Pressure has been mounting for the Government to outline an exit strategy given the clear economic, mental health and social impacts of the policy.
Potential strategies that have been suggested include easing the lockdown for targeted groups based on age, industry and geographical location. How would these strategies play out across the country?
One option that has been explored in this paper by the University of Warwick is to release young people first. The idea being that this would help to restart the economy with a relatively low public health risk. Looking across a range of measures suggests that, from the perspective of the economy, this would have a similar effect across the country, but for different reasons.
On one hand, if we look at where young people live, they are more likely to be in cities and especially university-towns. In urban areas, 16.6 per cent of the population are aged between 20 and 30, in non-urban areas this figure is 12 per cent. There is little other pattern to how this group is located geographically.
Age alone only tells part of the story. Having more young people might not necessarily mean a bigger impact on the economy if these young people live at home with their parents and so are unable to return to work. Figures for this vary between places – Sunderland has the highest share of households with young adults living at home at 12.9 per cent, yet in Cambridge, this level is almost half at 6.6 per cent.

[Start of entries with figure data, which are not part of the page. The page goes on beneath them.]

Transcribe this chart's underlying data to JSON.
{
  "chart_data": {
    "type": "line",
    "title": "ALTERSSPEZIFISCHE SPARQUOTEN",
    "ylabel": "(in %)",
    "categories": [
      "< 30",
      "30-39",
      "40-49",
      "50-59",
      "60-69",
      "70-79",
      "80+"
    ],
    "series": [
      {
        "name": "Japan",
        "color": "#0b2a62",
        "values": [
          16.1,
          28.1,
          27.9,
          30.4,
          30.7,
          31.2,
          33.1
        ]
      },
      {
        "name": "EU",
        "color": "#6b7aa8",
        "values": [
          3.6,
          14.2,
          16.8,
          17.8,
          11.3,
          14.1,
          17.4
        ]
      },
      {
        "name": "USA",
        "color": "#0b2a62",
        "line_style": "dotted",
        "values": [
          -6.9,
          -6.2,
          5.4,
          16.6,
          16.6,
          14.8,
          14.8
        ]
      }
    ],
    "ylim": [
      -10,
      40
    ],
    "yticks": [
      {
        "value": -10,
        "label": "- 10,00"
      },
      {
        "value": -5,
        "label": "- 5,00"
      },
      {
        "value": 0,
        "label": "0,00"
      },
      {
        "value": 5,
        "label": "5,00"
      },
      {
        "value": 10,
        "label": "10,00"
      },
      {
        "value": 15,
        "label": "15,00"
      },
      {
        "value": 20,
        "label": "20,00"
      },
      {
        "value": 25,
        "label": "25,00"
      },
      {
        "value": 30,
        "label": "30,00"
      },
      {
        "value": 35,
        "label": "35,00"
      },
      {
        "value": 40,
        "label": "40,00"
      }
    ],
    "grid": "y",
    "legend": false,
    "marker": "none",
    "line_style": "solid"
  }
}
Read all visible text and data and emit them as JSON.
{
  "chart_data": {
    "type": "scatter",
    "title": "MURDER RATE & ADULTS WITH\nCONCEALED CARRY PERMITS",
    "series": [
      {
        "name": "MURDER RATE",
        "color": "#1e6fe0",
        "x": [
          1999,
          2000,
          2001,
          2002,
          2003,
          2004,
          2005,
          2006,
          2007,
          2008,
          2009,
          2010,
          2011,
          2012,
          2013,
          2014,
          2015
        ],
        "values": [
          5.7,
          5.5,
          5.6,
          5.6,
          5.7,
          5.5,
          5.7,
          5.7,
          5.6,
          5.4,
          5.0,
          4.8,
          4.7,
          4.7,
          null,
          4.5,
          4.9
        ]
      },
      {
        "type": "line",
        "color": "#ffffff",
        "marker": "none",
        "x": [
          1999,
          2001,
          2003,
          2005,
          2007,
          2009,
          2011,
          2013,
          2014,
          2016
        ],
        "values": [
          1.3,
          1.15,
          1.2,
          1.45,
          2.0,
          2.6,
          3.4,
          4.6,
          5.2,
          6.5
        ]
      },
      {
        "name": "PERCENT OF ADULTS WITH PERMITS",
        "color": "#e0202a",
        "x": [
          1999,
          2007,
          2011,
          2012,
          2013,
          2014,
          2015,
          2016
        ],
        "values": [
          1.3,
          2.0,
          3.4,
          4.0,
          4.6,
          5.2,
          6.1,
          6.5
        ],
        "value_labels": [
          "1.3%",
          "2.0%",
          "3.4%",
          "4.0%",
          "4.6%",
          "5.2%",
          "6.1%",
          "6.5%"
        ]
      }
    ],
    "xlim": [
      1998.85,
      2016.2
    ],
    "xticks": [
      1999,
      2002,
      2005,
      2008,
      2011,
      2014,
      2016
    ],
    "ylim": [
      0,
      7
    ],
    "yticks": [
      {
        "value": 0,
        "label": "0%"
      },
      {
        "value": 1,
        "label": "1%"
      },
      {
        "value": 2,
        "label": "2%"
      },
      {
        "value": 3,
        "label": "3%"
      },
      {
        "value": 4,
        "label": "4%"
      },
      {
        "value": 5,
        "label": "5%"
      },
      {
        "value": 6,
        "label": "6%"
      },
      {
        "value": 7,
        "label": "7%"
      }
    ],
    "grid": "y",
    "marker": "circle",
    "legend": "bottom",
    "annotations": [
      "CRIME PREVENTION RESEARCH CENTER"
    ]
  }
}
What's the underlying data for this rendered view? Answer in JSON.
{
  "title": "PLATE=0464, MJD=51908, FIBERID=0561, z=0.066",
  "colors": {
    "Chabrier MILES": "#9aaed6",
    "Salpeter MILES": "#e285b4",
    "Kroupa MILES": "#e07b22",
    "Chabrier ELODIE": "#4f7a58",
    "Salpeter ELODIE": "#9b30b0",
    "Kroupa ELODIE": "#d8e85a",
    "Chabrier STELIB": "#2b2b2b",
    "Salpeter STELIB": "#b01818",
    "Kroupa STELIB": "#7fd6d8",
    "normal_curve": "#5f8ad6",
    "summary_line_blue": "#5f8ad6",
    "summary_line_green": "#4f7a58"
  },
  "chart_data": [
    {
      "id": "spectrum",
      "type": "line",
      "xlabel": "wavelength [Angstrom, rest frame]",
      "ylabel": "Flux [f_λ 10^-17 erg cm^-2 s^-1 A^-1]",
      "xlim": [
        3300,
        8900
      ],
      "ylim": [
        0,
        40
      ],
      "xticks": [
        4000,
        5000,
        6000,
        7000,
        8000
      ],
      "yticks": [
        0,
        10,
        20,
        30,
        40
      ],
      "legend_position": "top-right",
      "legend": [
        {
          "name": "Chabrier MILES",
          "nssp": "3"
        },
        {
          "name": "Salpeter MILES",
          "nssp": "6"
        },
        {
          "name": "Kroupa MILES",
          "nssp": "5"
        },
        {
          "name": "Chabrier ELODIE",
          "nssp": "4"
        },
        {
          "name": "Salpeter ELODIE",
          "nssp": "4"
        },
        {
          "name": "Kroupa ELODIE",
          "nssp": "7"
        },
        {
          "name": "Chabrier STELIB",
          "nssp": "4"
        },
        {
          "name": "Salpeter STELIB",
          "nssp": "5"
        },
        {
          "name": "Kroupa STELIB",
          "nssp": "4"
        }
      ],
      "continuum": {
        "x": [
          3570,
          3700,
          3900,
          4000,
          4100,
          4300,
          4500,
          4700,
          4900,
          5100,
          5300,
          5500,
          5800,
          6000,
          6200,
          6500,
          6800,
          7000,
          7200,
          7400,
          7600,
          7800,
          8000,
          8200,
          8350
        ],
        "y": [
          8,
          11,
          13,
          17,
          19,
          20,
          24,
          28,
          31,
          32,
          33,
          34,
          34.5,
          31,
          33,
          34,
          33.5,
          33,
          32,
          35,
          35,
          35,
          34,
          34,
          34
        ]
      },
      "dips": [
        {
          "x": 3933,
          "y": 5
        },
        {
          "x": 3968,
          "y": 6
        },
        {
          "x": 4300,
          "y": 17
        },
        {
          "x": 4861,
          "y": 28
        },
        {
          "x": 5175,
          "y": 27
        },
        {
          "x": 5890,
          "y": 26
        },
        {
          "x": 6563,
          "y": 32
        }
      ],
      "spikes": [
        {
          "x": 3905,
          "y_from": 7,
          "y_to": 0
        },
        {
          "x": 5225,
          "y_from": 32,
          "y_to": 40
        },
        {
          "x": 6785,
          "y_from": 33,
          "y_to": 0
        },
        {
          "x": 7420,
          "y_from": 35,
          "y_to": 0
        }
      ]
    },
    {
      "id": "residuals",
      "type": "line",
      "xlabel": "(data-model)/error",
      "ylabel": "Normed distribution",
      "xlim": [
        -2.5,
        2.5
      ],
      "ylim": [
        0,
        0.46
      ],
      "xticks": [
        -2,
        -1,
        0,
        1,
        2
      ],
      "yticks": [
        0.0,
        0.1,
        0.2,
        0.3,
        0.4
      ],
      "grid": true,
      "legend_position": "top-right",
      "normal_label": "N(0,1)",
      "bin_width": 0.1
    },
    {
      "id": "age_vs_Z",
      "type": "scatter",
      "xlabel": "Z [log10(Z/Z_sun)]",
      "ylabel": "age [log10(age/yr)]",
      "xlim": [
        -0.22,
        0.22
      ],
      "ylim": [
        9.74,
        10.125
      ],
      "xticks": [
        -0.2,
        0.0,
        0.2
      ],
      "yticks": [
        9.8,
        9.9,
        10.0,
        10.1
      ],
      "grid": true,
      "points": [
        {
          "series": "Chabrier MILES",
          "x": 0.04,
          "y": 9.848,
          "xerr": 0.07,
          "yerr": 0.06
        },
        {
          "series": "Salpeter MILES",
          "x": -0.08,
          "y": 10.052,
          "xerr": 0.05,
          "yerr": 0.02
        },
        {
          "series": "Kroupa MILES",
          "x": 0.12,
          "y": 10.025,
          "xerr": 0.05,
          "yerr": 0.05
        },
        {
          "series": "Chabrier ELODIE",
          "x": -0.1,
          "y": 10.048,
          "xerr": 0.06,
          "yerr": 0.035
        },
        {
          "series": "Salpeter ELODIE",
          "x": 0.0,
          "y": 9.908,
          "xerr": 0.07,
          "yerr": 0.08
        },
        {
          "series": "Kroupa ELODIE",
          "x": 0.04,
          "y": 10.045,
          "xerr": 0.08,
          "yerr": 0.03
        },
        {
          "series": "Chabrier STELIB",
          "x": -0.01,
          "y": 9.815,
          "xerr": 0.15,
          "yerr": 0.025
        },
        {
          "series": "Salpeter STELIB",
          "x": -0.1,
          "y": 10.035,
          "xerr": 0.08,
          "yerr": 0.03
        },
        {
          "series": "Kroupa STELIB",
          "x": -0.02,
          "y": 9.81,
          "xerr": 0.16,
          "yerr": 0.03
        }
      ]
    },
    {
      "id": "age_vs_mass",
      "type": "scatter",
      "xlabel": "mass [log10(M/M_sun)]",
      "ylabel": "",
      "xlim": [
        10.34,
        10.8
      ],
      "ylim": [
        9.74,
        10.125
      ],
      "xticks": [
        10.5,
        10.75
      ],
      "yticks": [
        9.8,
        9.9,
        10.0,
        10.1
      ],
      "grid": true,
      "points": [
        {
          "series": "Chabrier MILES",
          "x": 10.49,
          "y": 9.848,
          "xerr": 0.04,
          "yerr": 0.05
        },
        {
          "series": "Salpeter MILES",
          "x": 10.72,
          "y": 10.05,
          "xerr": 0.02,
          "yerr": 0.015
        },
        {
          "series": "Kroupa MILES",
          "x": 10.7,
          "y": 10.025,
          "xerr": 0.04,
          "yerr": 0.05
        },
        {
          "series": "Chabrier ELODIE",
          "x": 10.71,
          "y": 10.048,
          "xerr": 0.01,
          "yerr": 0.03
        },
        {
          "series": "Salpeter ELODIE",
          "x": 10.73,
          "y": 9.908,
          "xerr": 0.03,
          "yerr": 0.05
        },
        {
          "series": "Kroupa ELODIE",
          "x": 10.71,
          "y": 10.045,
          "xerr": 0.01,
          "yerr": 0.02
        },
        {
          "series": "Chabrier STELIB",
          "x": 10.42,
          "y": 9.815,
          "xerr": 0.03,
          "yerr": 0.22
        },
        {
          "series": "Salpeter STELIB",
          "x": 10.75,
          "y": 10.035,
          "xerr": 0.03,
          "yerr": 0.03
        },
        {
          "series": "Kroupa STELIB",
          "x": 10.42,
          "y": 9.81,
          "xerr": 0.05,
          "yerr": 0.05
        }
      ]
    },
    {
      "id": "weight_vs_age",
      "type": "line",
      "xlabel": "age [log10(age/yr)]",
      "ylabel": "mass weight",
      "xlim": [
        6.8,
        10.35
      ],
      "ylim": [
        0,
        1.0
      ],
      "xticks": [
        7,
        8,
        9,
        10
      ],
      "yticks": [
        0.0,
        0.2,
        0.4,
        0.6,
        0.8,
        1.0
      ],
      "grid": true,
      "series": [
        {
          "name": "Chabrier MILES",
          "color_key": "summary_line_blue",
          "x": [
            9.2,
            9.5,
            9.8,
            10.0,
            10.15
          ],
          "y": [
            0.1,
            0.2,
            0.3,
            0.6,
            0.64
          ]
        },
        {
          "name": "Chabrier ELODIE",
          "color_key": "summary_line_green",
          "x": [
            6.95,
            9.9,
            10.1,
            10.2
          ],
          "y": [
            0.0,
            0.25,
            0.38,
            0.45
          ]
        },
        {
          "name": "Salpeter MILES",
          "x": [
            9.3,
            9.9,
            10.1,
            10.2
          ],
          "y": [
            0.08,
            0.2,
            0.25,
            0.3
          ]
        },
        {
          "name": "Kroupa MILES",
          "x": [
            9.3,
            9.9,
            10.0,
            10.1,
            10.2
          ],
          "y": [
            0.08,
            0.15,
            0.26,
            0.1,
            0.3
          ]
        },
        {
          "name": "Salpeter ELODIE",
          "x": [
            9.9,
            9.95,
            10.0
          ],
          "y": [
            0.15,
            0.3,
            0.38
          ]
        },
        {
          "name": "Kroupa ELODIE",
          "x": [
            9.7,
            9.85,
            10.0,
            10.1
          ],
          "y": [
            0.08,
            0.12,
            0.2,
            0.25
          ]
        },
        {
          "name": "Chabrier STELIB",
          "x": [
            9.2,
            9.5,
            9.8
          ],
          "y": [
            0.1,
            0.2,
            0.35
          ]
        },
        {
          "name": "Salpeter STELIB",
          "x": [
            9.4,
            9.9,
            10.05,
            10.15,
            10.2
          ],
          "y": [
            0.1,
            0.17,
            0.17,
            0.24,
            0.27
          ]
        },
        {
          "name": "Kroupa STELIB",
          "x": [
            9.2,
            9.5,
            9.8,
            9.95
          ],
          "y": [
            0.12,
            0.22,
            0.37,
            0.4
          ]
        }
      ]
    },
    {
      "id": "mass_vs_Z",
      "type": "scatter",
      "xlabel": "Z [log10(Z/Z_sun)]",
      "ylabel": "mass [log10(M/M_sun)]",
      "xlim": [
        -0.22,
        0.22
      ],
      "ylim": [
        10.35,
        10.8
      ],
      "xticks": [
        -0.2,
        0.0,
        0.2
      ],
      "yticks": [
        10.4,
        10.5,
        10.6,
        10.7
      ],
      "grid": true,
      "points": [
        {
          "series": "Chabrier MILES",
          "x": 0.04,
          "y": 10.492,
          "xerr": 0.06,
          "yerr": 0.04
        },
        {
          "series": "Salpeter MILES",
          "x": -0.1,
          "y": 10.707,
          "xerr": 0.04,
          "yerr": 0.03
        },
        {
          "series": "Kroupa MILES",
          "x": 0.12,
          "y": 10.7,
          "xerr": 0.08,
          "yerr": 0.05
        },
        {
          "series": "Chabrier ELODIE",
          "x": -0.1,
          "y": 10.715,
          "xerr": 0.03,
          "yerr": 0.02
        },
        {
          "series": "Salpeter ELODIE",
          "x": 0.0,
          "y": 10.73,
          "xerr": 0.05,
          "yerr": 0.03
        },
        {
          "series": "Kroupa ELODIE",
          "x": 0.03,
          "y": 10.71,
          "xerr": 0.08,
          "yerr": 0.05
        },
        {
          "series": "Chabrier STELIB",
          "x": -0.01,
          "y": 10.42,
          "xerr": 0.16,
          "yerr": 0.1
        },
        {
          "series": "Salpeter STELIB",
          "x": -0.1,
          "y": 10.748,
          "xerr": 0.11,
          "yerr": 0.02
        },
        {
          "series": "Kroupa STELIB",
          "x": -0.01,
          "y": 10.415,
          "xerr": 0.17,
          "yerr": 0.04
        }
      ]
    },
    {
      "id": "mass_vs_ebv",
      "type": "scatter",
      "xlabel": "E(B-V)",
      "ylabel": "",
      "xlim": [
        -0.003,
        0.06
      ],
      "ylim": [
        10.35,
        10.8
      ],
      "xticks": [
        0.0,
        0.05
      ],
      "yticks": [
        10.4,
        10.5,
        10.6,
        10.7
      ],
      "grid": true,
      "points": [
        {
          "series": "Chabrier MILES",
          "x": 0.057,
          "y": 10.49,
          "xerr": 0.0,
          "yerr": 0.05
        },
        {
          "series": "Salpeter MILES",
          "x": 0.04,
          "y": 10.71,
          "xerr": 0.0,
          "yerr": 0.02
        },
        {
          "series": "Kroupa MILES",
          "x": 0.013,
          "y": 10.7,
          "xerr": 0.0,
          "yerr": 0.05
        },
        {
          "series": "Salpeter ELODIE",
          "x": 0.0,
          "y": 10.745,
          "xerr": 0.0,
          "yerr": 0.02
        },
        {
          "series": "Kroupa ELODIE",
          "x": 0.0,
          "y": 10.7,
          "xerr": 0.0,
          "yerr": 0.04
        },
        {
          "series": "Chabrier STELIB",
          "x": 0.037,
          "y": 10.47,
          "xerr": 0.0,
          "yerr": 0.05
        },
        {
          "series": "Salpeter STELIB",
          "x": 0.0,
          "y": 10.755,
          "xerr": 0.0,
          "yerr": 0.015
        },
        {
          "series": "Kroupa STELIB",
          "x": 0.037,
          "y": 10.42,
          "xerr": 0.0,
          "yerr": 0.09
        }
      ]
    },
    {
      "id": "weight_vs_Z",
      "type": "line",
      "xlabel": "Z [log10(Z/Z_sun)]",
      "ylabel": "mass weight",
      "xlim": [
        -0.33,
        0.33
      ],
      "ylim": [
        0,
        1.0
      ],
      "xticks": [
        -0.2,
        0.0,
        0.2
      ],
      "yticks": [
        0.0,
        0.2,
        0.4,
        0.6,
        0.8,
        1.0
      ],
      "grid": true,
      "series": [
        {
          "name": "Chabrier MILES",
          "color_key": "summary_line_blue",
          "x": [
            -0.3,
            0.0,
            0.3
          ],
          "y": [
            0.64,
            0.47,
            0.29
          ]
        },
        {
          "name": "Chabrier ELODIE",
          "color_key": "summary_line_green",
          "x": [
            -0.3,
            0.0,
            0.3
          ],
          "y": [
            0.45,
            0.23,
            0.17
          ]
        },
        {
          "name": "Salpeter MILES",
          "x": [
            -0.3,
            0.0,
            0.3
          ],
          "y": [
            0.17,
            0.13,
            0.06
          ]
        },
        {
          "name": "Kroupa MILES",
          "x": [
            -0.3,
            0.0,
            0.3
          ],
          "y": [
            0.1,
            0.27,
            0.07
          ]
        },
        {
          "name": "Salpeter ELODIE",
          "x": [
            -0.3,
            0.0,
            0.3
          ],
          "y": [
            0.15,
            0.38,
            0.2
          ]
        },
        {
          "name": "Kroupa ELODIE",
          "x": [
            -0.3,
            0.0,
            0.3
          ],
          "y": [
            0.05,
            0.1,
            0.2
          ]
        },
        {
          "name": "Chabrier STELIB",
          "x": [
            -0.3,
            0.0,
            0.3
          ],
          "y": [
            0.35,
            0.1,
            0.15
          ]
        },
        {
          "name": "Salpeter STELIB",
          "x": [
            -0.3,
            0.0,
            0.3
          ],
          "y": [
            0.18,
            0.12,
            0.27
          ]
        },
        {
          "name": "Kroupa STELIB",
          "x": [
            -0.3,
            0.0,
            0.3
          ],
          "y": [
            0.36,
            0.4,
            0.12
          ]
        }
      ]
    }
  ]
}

Similarly, having high numbers of young people may, in fact, be problematic if they were all to use public transport to get to work. Although young people in some places are more likely to take public transport than others, the share of young people taking public transport is fairly similar and manageable across the country at around 30 per cent. The effect of releasing this group to commute alongside key workers already commuting via public transport (around a quarter of which are estimated to be young people) is an issue that will, therefore, affect all places similarly. To minimise the risk, the government should encourage measures to limit the spread of the virus on public transport wherever possible.
It is also important not to forget that a chunk of young people – up and down the country – might not have a job to commute to. Those aged under 30 are more likely to work in local services jobs such as shops, cafes and restaurants. For example, a third of jobs in arts and entertainment are done by those younger than 30, while it’s 43 per cent in accommodation and food services. The share of young people working in these two local services sectors, as well as retail, is high across the country as shown in Figure 1. This is the case even in cities with relatively low shares working in these sectors such as Barnsley which has the smallest share at 34.1 per cent. The economic impact of releasing young people will be minimised as the lockdown keeps the number of customers for such services down.
Figure 1: Share of young people in local service jobs, 2011
Source: Census, 2011
The industries in which work must be done outside of the home and where the benefit of a return to work would be the most beneficial are manufacturing and construction. These two industries employ a smaller share of young people. In England and Wales, 17.2 per cent of those working in manufacturing are less than 30 and this figure is 22 per cent for the construction industry.
Allowing the young to return to work would be beneficial for both the wellbeing of individuals and the wider economy across the country, however, this latter effect should not be overstated.
Another method suggested in an open letter to the government by 34 epidemiologists is to trial lifting the lockdown in one or two cities. To ensure the results of this trial can be applied across the country, the chosen city should be one that is the most representative of the UK. Also, for feasibility reasons, the population of this trial-city should be between 200,000 and 300,000.
Looking at factors that would affect the spread of COVID-19, Derby is the city that is most like the urban average and so would be best placed to host a trial. This result was derived by looking across a basket of measures – households with young adults living at home, size of older and younger populations, life expectancy, ability to work from home and type of commute. As shown in Figure 1, Derby is followed by Plymouth, Northampton, Peterborough and Chatham in terms of how representative a place is.
Figure 2: Difference from urban average, 2011-2018
Source: ONS Population Estimates, 2018; ONS Business Register for Employment Survey, 2018; Census, Centre for Cities own calculations, 2011
Although Derby is average when looking at these factors, it is also important to remember its economic profile is not so average. Our recent research highlighted it as one of the cities in which jobs are most vulnerable to the effects of the lockdown. The question is whether companies like Rolls Royce will be able to restart operations as a result of the lockdown being lifted even if a portion of its workforce is allowed to return to work.
Included here are only two of the exit strategies that have been proposed. As the situation progresses we hope to update this analysis, looking at further strategies as they are put forward.